How do geo-political events like the one we are witnessing in Ukraine at the present time affect the Market? Here is a chart that provides a visual of the Markets after the last 5 wars.
You can see from the chart that these types of events have little impact and do not normally last for long periods of time. The market seems to resume the pattern it was on before the geo-political event. In other words, these charts would suggest "buying the invasion" is not a bad idea. Four out of the five charts will show market up ticks after the invasion. I have highlighted the only event that did not follow this pattern, the Afghanistan war in 2001. Before the war, the market was in a downward trend due to the dot com bubble, so after the geo-political event in 2001, the market resumed its downward trend. Knowing this, the question is…… “What was the market doing before the Ukrainian war? Was it bullish (going up) or bearish (going down)?” It was bullish emerging from the pandemic. If history repeats itself, after this crisis, we could expect a post pandemic bullish market to continue. Only time will tell, but history is definitely worth considering. There is money to be made in all kinds of market conditions, we only need to know what the trend is.

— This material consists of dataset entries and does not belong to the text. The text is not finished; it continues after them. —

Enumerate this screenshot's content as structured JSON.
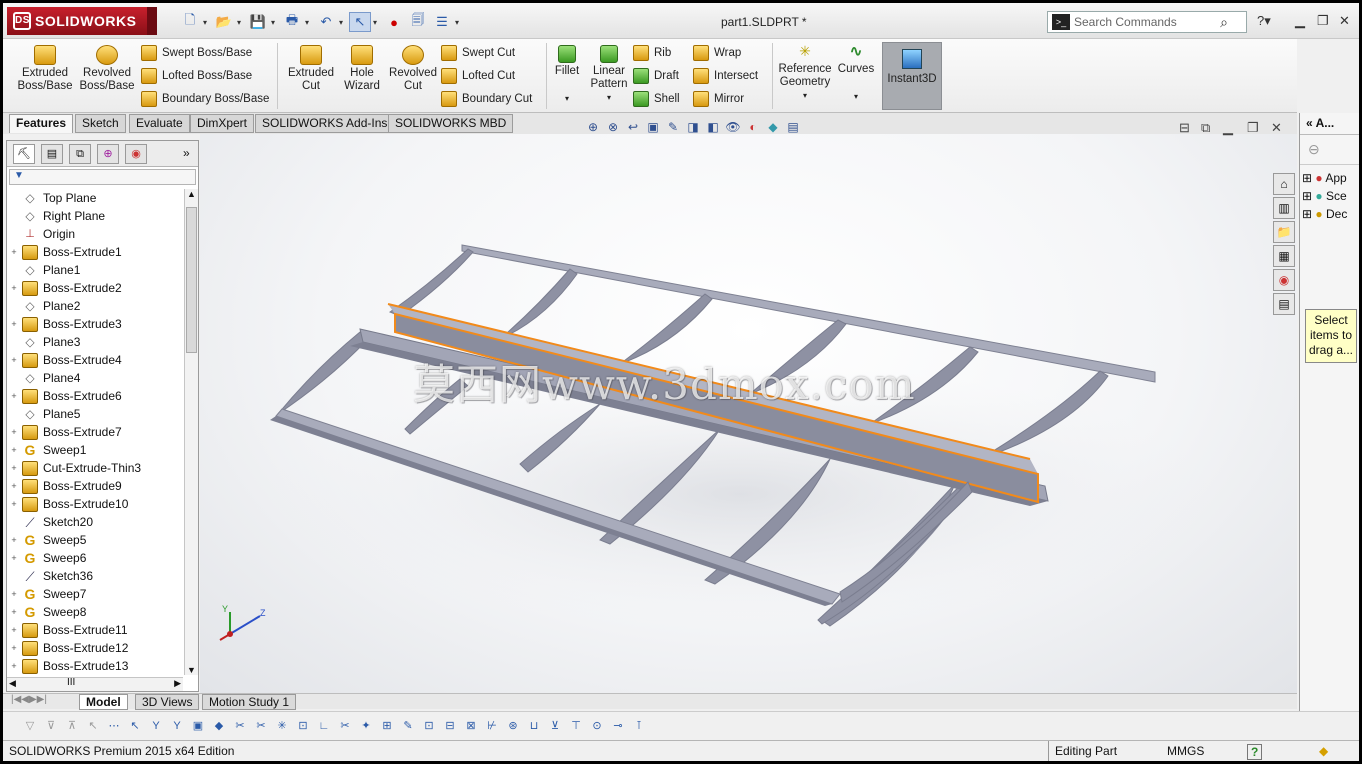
{
  "app": {
    "brand": "SOLIDWORKS",
    "document_title": "part1.SLDPRT *"
  },
  "search": {
    "placeholder": "Search Commands"
  },
  "ribbon": {
    "extruded_boss": "Extruded Boss/Base",
    "revolved_boss": "Revolved Boss/Base",
    "swept_boss": "Swept Boss/Base",
    "lofted_boss": "Lofted Boss/Base",
    "boundary_boss": "Boundary Boss/Base",
    "extruded_cut": "Extruded Cut",
    "hole_wizard": "Hole Wizard",
    "revolved_cut": "Revolved Cut",
    "swept_cut": "Swept Cut",
    "lofted_cut": "Lofted Cut",
    "boundary_cut": "Boundary Cut",
    "fillet": "Fillet",
    "linear_pattern": "Linear Pattern",
    "rib": "Rib",
    "draft": "Draft",
    "shell": "Shell",
    "wrap": "Wrap",
    "intersect": "Intersect",
    "mirror": "Mirror",
    "reference_geometry": "Reference Geometry",
    "curves": "Curves",
    "instant3d": "Instant3D"
  },
  "tabs": [
    "Features",
    "Sketch",
    "Evaluate",
    "DimXpert",
    "SOLIDWORKS Add-Ins",
    "SOLIDWORKS MBD"
  ],
  "feature_tree": [
    {
      "label": "Top Plane",
      "type": "plane",
      "expand": ""
    },
    {
      "label": "Right Plane",
      "type": "plane",
      "expand": ""
    },
    {
      "label": "Origin",
      "type": "origin",
      "expand": ""
    },
    {
      "label": "Boss-Extrude1",
      "type": "extrude",
      "expand": "+"
    },
    {
      "label": "Plane1",
      "type": "plane",
      "expand": ""
    },
    {
      "label": "Boss-Extrude2",
      "type": "extrude",
      "expand": "+"
    },
    {
      "label": "Plane2",
      "type": "plane",
      "expand": ""
    },
    {
      "label": "Boss-Extrude3",
      "type": "extrude",
      "expand": "+"
    },
    {
      "label": "Plane3",
      "type": "plane",
      "expand": ""
    },
    {
      "label": "Boss-Extrude4",
      "type": "extrude",
      "expand": "+"
    },
    {
      "label": "Plane4",
      "type": "plane",
      "expand": ""
    },
    {
      "label": "Boss-Extrude6",
      "type": "extrude",
      "expand": "+"
    },
    {
      "label": "Plane5",
      "type": "plane",
      "expand": ""
    },
    {
      "label": "Boss-Extrude7",
      "type": "extrude",
      "expand": "+"
    },
    {
      "label": "Sweep1",
      "type": "sweep",
      "expand": "+"
    },
    {
      "label": "Cut-Extrude-Thin3",
      "type": "extrude",
      "expand": "+"
    },
    {
      "label": "Boss-Extrude9",
      "type": "extrude",
      "expand": "+"
    },
    {
      "label": "Boss-Extrude10",
      "type": "extrude",
      "expand": "+"
    },
    {
      "label": "Sketch20",
      "type": "sketch",
      "expand": ""
    },
    {
      "label": "Sweep5",
      "type": "sweep",
      "expand": "+"
    },
    {
      "label": "Sweep6",
      "type": "sweep",
      "expand": "+"
    },
    {
      "label": "Sketch36",
      "type": "sketch",
      "expand": ""
    },
    {
      "label": "Sweep7",
      "type": "sweep",
      "expand": "+"
    },
    {
      "label": "Sweep8",
      "type": "sweep",
      "expand": "+"
    },
    {
      "label": "Boss-Extrude11",
      "type": "extrude",
      "expand": "+"
    },
    {
      "label": "Boss-Extrude12",
      "type": "extrude",
      "expand": "+"
    },
    {
      "label": "Boss-Extrude13",
      "type": "extrude",
      "expand": "+"
    }
  ],
  "bottom_tabs": [
    "Model",
    "3D Views",
    "Motion Study 1"
  ],
  "right_pane": {
    "title": "A...",
    "items": [
      "App",
      "Sce",
      "Dec"
    ],
    "tooltip": "Select items to drag a..."
  },
  "status": {
    "edition": "SOLIDWORKS Premium 2015 x64 Edition",
    "mode": "Editing Part",
    "units": "MMGS",
    "help": "?"
  },
  "watermark": "莫西网www.3dmox.com",
  "colors": {
    "model": "#8e91a3",
    "selection": "#f28a1a",
    "brand": "#b01822"
  }
}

As mentioned in previous correspondence, most of our portfolios have been in cash or bonds for well over a month. We have had market exposure with about 50% of our portfolios. That 50% is invested where there is money to be earned; energy, health care, limited exposure to technology, and commodities (things like precious metals, corn, wheat, sugar, soybeans). These types of investments are considered contrarian to inflation.
Inflation appears to be with us for a while. The Federal Reserve is going to be very cautious with how fast they increase interest rates due to soaring oil prices and other commodity increases. Typically, raising interest rates is how the Federal Reserve usually tames inflation. An aggressive rising interest rate policy being pared back is one of the major reasons the stock market has performed as well as it has.
March 3rd, the S&P dipped into correction territory (down 10%). Our actively managed accounts are only down 2-6% depending on risk tolerance. Times like these is when active money management really pays off. When we do receive the all clear signal to go back into the market, some of our portfolio will be leveraged which means we will be earning 1.5 to 2 times what the market is returning. Conceivably, we will not only lose less now but possibly recover any losses twice as fast. We watch your account every day and are doing all we can to put you in the best possible positons to lose less and make more.